ALCOHOL DEPRESSION arises mainly against the background of a hangover. Patients have a low mood, anguish, accompanied by irritability with a tinge of malicious melancholy or tearfulness and unmotivated anxiety. There are thoughts about their uselessness, the “ruined life”, the worthlessness of existence, the unwillingness to live. In this state, patients often attempt suicide.
ALCOHOL-RABINITY is observed mainly in patients with chronic alcoholism with noticeable manifestations of personality degradation. More often it happens on average and old age. Patients at first only occasionally, intoxicated or hangover, talk about infidelity of the spouse. Characteristically, at the first stage of the formation of alcoholic nonsense of jealousy, the arguments that the patients give (a bad attitude to them from the spouse, her coldness) have very real prerequisites. Drunkenness, rudeness, captiousness, lack of restraint, as well as weakening of potency, caused by many years of drunkenness, are indeed the basis of the estrangement of the spouses. Gradually, accusations of infidelity are expressed more and more and out of a state of intoxication. The behavior of the patient is also changing, he demands admission in treason, he develops a system for spying on his wife, looking for evidence of her infidelity, methods of punishment.

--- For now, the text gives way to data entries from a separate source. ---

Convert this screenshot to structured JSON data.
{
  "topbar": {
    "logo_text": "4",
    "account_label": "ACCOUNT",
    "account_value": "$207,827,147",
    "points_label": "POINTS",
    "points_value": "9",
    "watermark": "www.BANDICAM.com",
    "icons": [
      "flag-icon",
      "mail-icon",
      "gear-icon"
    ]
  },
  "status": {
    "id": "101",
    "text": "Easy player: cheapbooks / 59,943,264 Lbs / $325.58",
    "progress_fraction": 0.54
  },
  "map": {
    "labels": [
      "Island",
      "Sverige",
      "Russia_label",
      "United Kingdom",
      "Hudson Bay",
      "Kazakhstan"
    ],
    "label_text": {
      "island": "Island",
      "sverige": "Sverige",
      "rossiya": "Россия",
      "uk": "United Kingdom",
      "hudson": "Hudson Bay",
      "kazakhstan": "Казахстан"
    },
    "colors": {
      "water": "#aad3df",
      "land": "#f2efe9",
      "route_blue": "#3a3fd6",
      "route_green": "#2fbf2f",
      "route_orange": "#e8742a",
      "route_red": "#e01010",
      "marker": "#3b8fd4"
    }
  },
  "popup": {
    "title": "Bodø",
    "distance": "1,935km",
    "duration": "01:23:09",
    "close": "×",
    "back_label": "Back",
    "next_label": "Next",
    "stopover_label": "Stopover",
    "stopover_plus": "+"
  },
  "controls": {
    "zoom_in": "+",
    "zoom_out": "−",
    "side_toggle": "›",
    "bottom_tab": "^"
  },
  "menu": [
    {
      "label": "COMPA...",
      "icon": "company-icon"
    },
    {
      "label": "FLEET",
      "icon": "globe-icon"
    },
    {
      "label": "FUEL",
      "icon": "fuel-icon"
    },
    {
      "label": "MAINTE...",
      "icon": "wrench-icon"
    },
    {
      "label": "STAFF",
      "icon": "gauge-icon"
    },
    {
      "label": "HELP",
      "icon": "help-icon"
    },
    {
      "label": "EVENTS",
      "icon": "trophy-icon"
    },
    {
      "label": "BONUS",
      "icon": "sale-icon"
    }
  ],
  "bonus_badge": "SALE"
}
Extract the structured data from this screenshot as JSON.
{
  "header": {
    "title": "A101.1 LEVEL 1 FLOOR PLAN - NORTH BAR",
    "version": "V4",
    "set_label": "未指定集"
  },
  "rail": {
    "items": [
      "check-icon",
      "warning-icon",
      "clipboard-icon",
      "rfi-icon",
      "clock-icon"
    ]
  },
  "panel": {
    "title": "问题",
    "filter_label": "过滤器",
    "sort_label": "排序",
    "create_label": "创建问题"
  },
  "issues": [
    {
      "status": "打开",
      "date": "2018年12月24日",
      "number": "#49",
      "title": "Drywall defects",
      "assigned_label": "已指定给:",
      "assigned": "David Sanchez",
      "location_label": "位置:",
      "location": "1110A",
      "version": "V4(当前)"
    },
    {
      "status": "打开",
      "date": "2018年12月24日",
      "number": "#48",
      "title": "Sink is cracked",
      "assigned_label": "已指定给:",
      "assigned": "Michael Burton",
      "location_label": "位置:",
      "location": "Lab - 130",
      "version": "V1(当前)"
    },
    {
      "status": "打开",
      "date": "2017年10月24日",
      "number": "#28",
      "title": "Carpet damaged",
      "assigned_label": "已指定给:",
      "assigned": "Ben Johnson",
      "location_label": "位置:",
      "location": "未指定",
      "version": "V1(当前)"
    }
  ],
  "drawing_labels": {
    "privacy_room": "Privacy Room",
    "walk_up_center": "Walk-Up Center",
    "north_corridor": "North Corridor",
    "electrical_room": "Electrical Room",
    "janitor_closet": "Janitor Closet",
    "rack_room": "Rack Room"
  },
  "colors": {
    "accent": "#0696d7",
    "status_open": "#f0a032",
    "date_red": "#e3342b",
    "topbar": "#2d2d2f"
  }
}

Typically, patients consider a rival to someone from relatives, relatives, neighbors, in general, those familiar to them. One patient, for example, was jealous of his wife for his own grandson. Naturally, such manifestations of jealousy in no case should not be regarded as a revival of past love. This is a manifestation of the disease, and the patient needs the help of a doctor.
Those close to an alcoholic should not forget that an alcoholic patient is potentially dangerous. Therefore, when the symptoms listed in this article appear, you should immediately consult a local psychiatrist or a narcologist, who will prescribe the appropriate treatment.